Inside Henry’s thick portfolio are pages of Henry’s face framed in a variety of different disguises. In one shot, he’s a headhunter. In another, he’s a firefighter. In another, Norman Rockwell.

“I have a rubber face,” Henry said.

He modeled for clients such as Holland America, the Seattle Mariners and Children’s Hospital, and scored bit parts in two films, “Waiting for the Light” with Shirley MacLaine, and 30 seconds as a doorman in the “Fabulous Baker Boys” with Jeff Bridges and Beau Bridges.

But his big break came, and went, when he was cast as the lead in an NBC drama series about horse racing that never aired past the first episode.

“I got as far as Seattle on my way to Hollywood,” Henry said wistfully.

In 2003, about 200 of Henry’s former students organized an all-decades reunion held at the Little Theater.

That occasion spoke volumes about the impact this iconic drama coach had on his students. But what grew out of that reunion became the true tribute.

Some of the students formed the Reunion Theater Group. They could once again be “Bob’s kids” for another 10 shows.

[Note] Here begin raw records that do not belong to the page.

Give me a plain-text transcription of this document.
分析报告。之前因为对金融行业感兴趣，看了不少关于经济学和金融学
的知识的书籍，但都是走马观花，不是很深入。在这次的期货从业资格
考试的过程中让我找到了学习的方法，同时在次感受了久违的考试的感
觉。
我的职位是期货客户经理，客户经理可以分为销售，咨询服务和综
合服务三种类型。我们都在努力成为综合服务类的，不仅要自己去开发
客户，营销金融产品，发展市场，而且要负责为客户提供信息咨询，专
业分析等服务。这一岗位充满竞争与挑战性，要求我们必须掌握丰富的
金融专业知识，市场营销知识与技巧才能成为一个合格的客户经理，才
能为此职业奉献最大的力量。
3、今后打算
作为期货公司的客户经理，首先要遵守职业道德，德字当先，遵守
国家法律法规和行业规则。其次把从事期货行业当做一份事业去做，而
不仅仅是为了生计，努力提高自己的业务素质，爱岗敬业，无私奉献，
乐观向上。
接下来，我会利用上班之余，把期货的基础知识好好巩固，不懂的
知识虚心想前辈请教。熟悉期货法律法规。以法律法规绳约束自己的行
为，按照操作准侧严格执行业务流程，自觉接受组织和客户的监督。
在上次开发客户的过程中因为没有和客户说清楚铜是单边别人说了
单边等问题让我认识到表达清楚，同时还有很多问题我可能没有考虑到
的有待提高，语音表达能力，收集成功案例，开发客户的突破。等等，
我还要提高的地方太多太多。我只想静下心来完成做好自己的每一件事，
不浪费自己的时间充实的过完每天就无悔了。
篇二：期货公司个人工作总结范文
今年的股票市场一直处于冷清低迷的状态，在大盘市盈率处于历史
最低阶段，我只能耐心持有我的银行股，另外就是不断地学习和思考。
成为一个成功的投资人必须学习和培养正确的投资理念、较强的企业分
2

“In high school he was a perfectionist, and he put us through the hoops,” said Janine Snavely, president of the Reunion Theater Group. “We put on a damn good show, and he knew we could do it.”

Henry’s last play as director for Reunion Theater was “Exit Laughing,” which closed Dec. 13. June joked that Henry, too, was exiting his career laughing.

Reunion Theater will go on, and the group is in the process of selecting its spring show.

“It was sad to see him go,” Snavely said. “But it’s time for him to watch what he created.”